Essais québécois

Lester et Lisée en liberté

Livres-revues-arts 2011


En 2006, pour discréditer les révélations au sujet des magouilles fédérales contenues dans Les Secrets d'Option Canada, une enquête réalisée par Normand Lester et Robin Philpot, André Pratte présente le premier comme un «essayiste» et comme «un souverainiste dur», alors que Lysiane Gagnon le qualifie d'«indépendantiste militant de la tendance nationaleuse». Nous sommes dans La Presse, évidemment.
Fâché, Lester leur réplique qu'ils mentent. «Je suis un journaliste d'enquête, écrit-il. [...] Je n'ai jamais non plus proposé ou endossé de solutions constitutionnelles à l'affrontement séculaire entre Québécois et Canadiens. Je mets André Pratte et Lysiane Gagnon au défi de trouver de moi une citation, une prise de position partisane ou un encouragement à voter pour un parti ou une option constitutionnelle.»
À l'époque, les deux journalistes de La Presse auraient peut-être eu de la difficulté à relever le défi. Avec la publication de Poing à la ligne, un recueil des récentes chroniques de Lester publiées principalement sur Yahoo! Québec, ce sera pour eux un jeu d'enfant. Dans cet ouvrage, en effet, le journaliste d'enquête laisse la neutralité au vestiaire et assène ses opinions sans retenue.
Lester aime les coups d'éclat et le style coup-de-poing. Dans ses habits de chroniqueur, il ne perd pas son instinct de chasseur de primeurs (il retrouve Pierre Bourque en Chine et nous apprend que le Canada «représente les intérêts israéliens au Venezuela et à Cuba»), mais il se permet surtout des coups de gueule qui ne laissent planer aucun doute sur son profil idéologique.
Souverainiste de droite, Lester ne croit plus au «beau risque» canadien. Le Canada anglais, selon lui, est traversé par un fort et irréversible courant antiquébécois. L'avenir des francophones québécois passe donc par la souveraineté et par des partis — le PQ et le Bloc — qui devront se situer au centre droit pour rallier «les éléments les plus dynamiques de notre société».
Un moraliste de droite
Antigauchiste primaire, Lester n'a de cesse de s'en prendre aux syndicats et aux fonctionnaires. Il qualifie même les manifestants contre le G20, à Toronto, de «mésadaptés socioaffectifs». Il n'aime pas plus, cela dit, le Parti libéral du Québec, «cette bande de magouilleurs opportunistes au service des Anglais et de leurs auxiliaires ethniques». Il voit d'un mauvais oeil, enfin, l'arrivée d'un parti nationaliste de centre droit qui mettrait en veilleuse la question nationale. Lester, au fond, souhaite un PQ «lucide» qui, dirigé par Pauline Marois, mènera le Québec à sa souveraineté.
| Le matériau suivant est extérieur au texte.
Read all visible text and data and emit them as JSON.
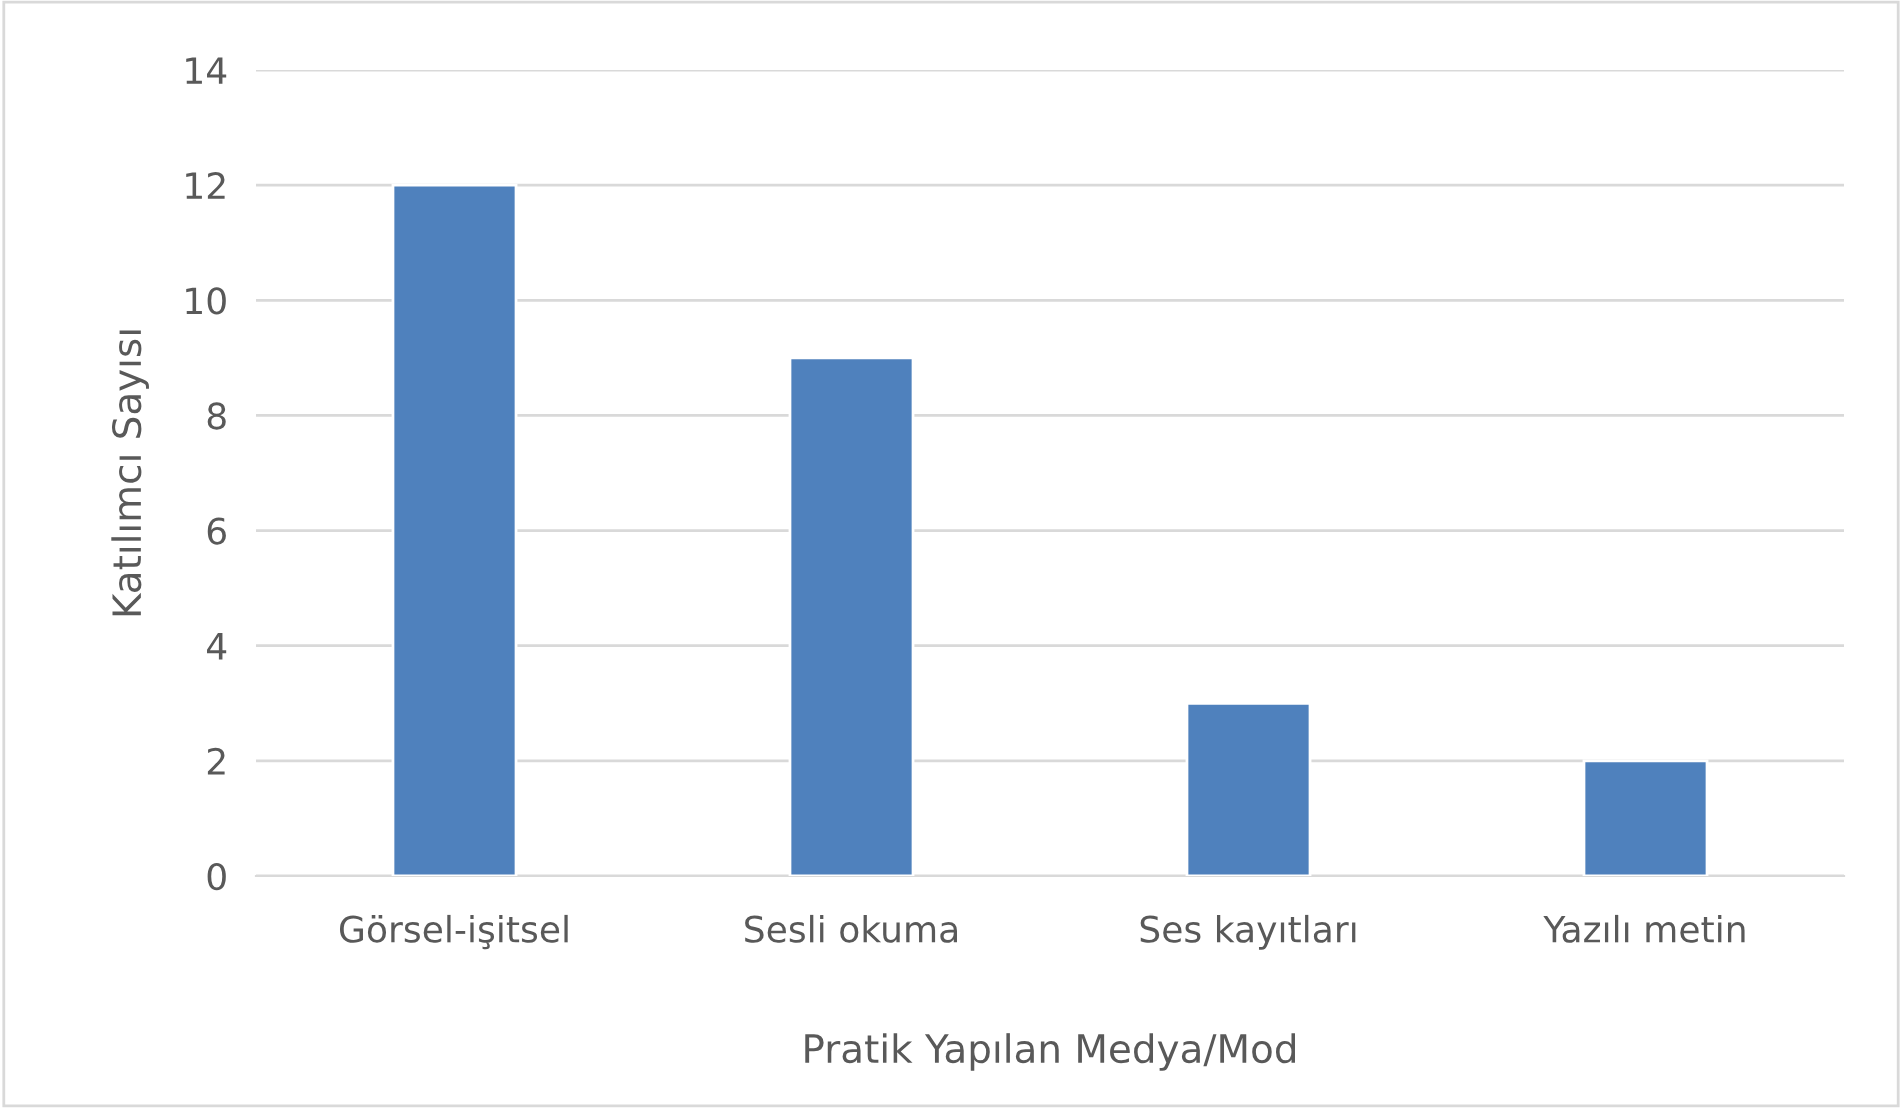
{
  "chart_data": {
    "type": "bar",
    "xlabel": "Pratik Yapılan Medya/Mod",
    "ylabel": "Katılımcı Sayısı",
    "categories": [
      "Görsel-işitsel",
      "Sesli okuma",
      "Ses kayıtları",
      "Yazılı metin"
    ],
    "values": [
      12,
      9,
      3,
      2
    ],
    "color": "#4f81bd",
    "ylim": [
      0,
      14
    ],
    "yticks": [
      0,
      2,
      4,
      6,
      8,
      10,
      12,
      14
    ],
    "grid": "y"
  }
}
Moraliste de droite, le chroniqueur critique «l'Occident cynique et décadent à l'hédonisme hypersexualisé», accable Roman Polanski «le violeur d'enfants», traite Frédéric Mitterrand de «vieille tantouze», souhaite relancer le débat sur l'avortement (le «meurtre d'un être humain»), affirme que «la force de l'Église est d'être fidèle à sa tradition» et en appelle à la disparition du cours Éthique et culture religieuse, dont «l'objectif est de détruire la culture identitaire chrétienne dominante du Québec». Lester tient toutefois à préciser que sa «pensée n'est pas d'inspiration chrétienne» et qu'elle n'a rien à voir avec «cette droite confuse, idiote» des républicains américains.
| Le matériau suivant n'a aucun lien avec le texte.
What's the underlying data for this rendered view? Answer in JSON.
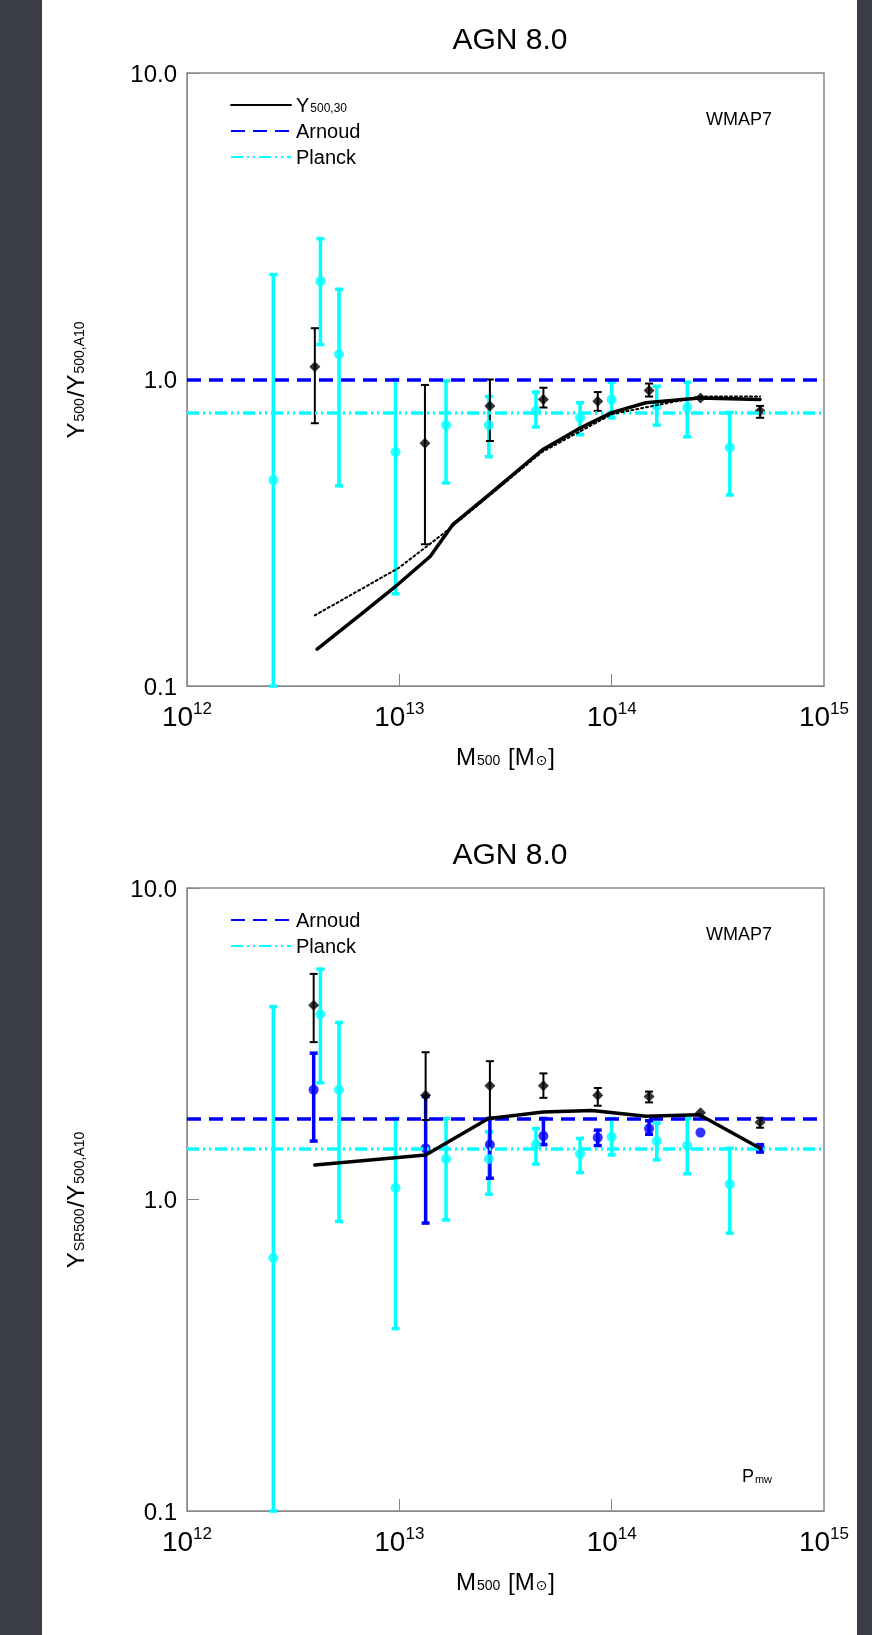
{
  "chart_data": [
    {
      "type": "scatter",
      "title": "AGN 8.0",
      "xlabel": "M$_{500}$ [M$_{⊙}$]",
      "ylabel": "Y$_{500}$/Y$_{500,A10}$",
      "log": "xy",
      "xlim": [
        1000000000000.0,
        1000000000000000.0
      ],
      "xticks": [
        {
          "value": 1000000000000.0,
          "label": "10$^{12}$"
        },
        {
          "value": 10000000000000.0,
          "label": "10$^{13}$"
        },
        {
          "value": 100000000000000.0,
          "label": "10$^{14}$"
        },
        {
          "value": 1000000000000000.0,
          "label": "10$^{15}$"
        }
      ],
      "ylim": [
        0.1,
        10
      ],
      "yticks": [
        {
          "value": 0.1,
          "label": "0.1"
        },
        {
          "value": 1,
          "label": "1.0"
        },
        {
          "value": 10,
          "label": "10.0"
        }
      ],
      "grid": false,
      "legend": "top left",
      "annotations": [
        "WMAP7"
      ],
      "ref_lines": [
        {
          "axis": "y",
          "value": 1.0,
          "label": "Arnoud",
          "color": "#0000ff",
          "line_style": "dashed"
        },
        {
          "axis": "y",
          "value": 0.78,
          "label": "Planck",
          "color": "#00ffff",
          "line_style": "dashdot"
        }
      ],
      "series": [
        {
          "color": "#00ffff",
          "marker": "circle",
          "x": [
            2550000000000.0,
            4250000000000.0,
            5200000000000.0,
            9600000000000.0,
            16600000000000.0,
            26400000000000.0,
            44000000000000.0,
            71000000000000.0,
            100000000000000.0,
            163000000000000.0,
            227000000000000.0,
            360000000000000.0
          ],
          "values": [
            0.47,
            2.09,
            1.21,
            0.58,
            0.71,
            0.71,
            0.79,
            0.75,
            0.86,
            0.82,
            0.81,
            0.6
          ],
          "errors": [
            [
              0.1,
              2.2
            ],
            [
              1.3,
              2.88
            ],
            [
              0.45,
              1.97
            ],
            [
              0.2,
              1.0
            ],
            [
              0.46,
              0.99
            ],
            [
              0.56,
              0.88
            ],
            [
              0.7,
              0.91
            ],
            [
              0.66,
              0.84
            ],
            [
              0.75,
              0.98
            ],
            [
              0.71,
              0.95
            ],
            [
              0.65,
              0.98
            ],
            [
              0.42,
              0.78
            ]
          ]
        },
        {
          "color": "#000000",
          "marker": "diamond",
          "x": [
            4000000000000.0,
            13200000000000.0,
            26700000000000.0,
            47700000000000.0,
            86000000000000.0,
            150000000000000.0,
            262000000000000.0,
            500000000000000.0
          ],
          "values": [
            1.1,
            0.62,
            0.82,
            0.86,
            0.85,
            0.92,
            0.87,
            0.79
          ],
          "errors": [
            [
              0.72,
              1.47
            ],
            [
              0.29,
              0.96
            ],
            [
              0.63,
              1.0
            ],
            [
              0.81,
              0.94
            ],
            [
              0.79,
              0.91
            ],
            [
              0.88,
              0.97
            ],
            null,
            [
              0.75,
              0.82
            ]
          ]
        },
        {
          "type": "line",
          "color": "#000000",
          "marker": "none",
          "line_style": "dotted",
          "x": [
            4000000000000.0,
            9950000000000.0,
            16200000000000.0,
            47000000000000.0,
            100000000000000.0,
            260000000000000.0,
            500000000000000.0
          ],
          "values": [
            0.17,
            0.243,
            0.315,
            0.58,
            0.77,
            0.88,
            0.88
          ]
        },
        {
          "name": "Y$_{500,30}$",
          "type": "line",
          "color": "#000000",
          "marker": "none",
          "line_style": "solid",
          "x": [
            4100000000000.0,
            6700000000000.0,
            9500000000000.0,
            14000000000000.0,
            17900000000000.0,
            26400000000000.0,
            47200000000000.0,
            69800000000000.0,
            100000000000000.0,
            145000000000000.0,
            259000000000000.0,
            500000000000000.0
          ],
          "values": [
            0.132,
            0.173,
            0.21,
            0.265,
            0.337,
            0.42,
            0.59,
            0.69,
            0.78,
            0.84,
            0.87,
            0.86
          ]
        }
      ]
    },
    {
      "type": "scatter",
      "title": "AGN 8.0",
      "xlabel": "M$_{500}$ [M$_{⊙}$]",
      "ylabel": "Y$_{SR500}$/Y$_{500,A10}$",
      "log": "xy",
      "xlim": [
        1000000000000.0,
        1000000000000000.0
      ],
      "xticks": [
        {
          "value": 1000000000000.0,
          "label": "10$^{12}$"
        },
        {
          "value": 10000000000000.0,
          "label": "10$^{13}$"
        },
        {
          "value": 100000000000000.0,
          "label": "10$^{14}$"
        },
        {
          "value": 1000000000000000.0,
          "label": "10$^{15}$"
        }
      ],
      "ylim": [
        0.1,
        10
      ],
      "yticks": [
        {
          "value": 0.1,
          "label": "0.1"
        },
        {
          "value": 1,
          "label": "1.0"
        },
        {
          "value": 10,
          "label": "10.0"
        }
      ],
      "grid": false,
      "legend": "top left",
      "annotations": [
        "WMAP7",
        "P$_{mw}$"
      ],
      "ref_lines": [
        {
          "axis": "y",
          "value": 1.82,
          "label": "Arnoud",
          "color": "#0000ff",
          "line_style": "dashed"
        },
        {
          "axis": "y",
          "value": 1.46,
          "label": "Planck",
          "color": "#00ffff",
          "line_style": "dashdot"
        }
      ],
      "series": [
        {
          "color": "#00ffff",
          "marker": "circle",
          "x": [
            2550000000000.0,
            4250000000000.0,
            5200000000000.0,
            9600000000000.0,
            16600000000000.0,
            26400000000000.0,
            44000000000000.0,
            71000000000000.0,
            100000000000000.0,
            163000000000000.0,
            227000000000000.0,
            360000000000000.0
          ],
          "values": [
            0.65,
            3.93,
            2.25,
            1.09,
            1.35,
            1.35,
            1.5,
            1.4,
            1.59,
            1.54,
            1.49,
            1.12
          ],
          "errors": [
            [
              0.1,
              4.16
            ],
            [
              2.37,
              5.49
            ],
            [
              0.85,
              3.7
            ],
            [
              0.385,
              1.82
            ],
            [
              0.86,
              1.82
            ],
            [
              1.04,
              1.65
            ],
            [
              1.3,
              1.69
            ],
            [
              1.22,
              1.57
            ],
            [
              1.39,
              1.82
            ],
            [
              1.34,
              1.76
            ],
            [
              1.21,
              1.82
            ],
            [
              0.78,
              1.46
            ]
          ]
        },
        {
          "color": "#0000ff",
          "marker": "circle",
          "x": [
            3950000000000.0,
            13300000000000.0,
            26700000000000.0,
            47700000000000.0,
            86000000000000.0,
            150000000000000.0,
            262000000000000.0,
            500000000000000.0
          ],
          "values": [
            2.25,
            1.46,
            1.5,
            1.6,
            1.58,
            1.69,
            1.64,
            1.46
          ],
          "errors": [
            [
              1.54,
              2.95
            ],
            [
              0.84,
              2.14
            ],
            [
              1.17,
              1.82
            ],
            [
              1.5,
              1.82
            ],
            [
              1.49,
              1.67
            ],
            [
              1.62,
              1.79
            ],
            null,
            [
              1.42,
              1.5
            ]
          ]
        },
        {
          "color": "#000000",
          "marker": "diamond",
          "x": [
            3950000000000.0,
            13300000000000.0,
            26700000000000.0,
            47700000000000.0,
            86000000000000.0,
            150000000000000.0,
            262000000000000.0,
            500000000000000.0
          ],
          "values": [
            4.2,
            2.16,
            2.32,
            2.32,
            2.16,
            2.14,
            1.9,
            1.77
          ],
          "errors": [
            [
              3.2,
              5.3
            ],
            [
              1.8,
              2.97
            ],
            [
              1.82,
              2.78
            ],
            [
              2.12,
              2.54
            ],
            [
              2.0,
              2.28
            ],
            [
              2.05,
              2.22
            ],
            null,
            [
              1.7,
              1.83
            ]
          ]
        },
        {
          "type": "line",
          "color": "#000000",
          "marker": "none",
          "line_style": "solid",
          "x": [
            4000000000000.0,
            13300000000000.0,
            26300000000000.0,
            47400000000000.0,
            80700000000000.0,
            145000000000000.0,
            259000000000000.0,
            500000000000000.0
          ],
          "values": [
            1.29,
            1.39,
            1.82,
            1.91,
            1.93,
            1.85,
            1.87,
            1.46
          ]
        }
      ]
    }
  ]
}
Le journaliste a du toupet et ne craint pas les sujets chauds et délicats. Il signe, dans ces pages, des critiques virulentes du Parti libéral du Canada, de ce qu'il appelle «la mafia mohawk», des politiques belliqueuses et, selon lui, hypocrites de l'État israélien, de l'incompétence crasse de la GRC et du SCRS et de la gestion politique du dossier des «faux» réfugiés tamouls. Il réserve aussi des attaques sévères aux Bush, Obama et Harper, qui ont tout raté en Irak et en Afghanistan, où ils n'auraient jamais dû mettre les pieds.
Normand Lester a du punch. Aussi, son ouvrage se lit d'une traite, malgré certaines affirmations bizarres, comme celle voulant que l'Afrique du Sud soit «le pays coqueluche des intellectuels québécois». Sa brutale «lucidité» droitiste donne souvent envie, cependant, de lui répliquer par un direct du gauche.
Lisée léger
Jean-François Lisée a l'habitude de jouer dans les ligues majeures du débat public québécois. Commentateur hyperactif, il multiplie les propositions originales visant à faire du Québec un État français de centre gauche efficace. Il ne se prive pas, non plus, de commenter la vie politique américaine ou internationale. Lisée, on l'aura compris, n'est pas un amuseur public.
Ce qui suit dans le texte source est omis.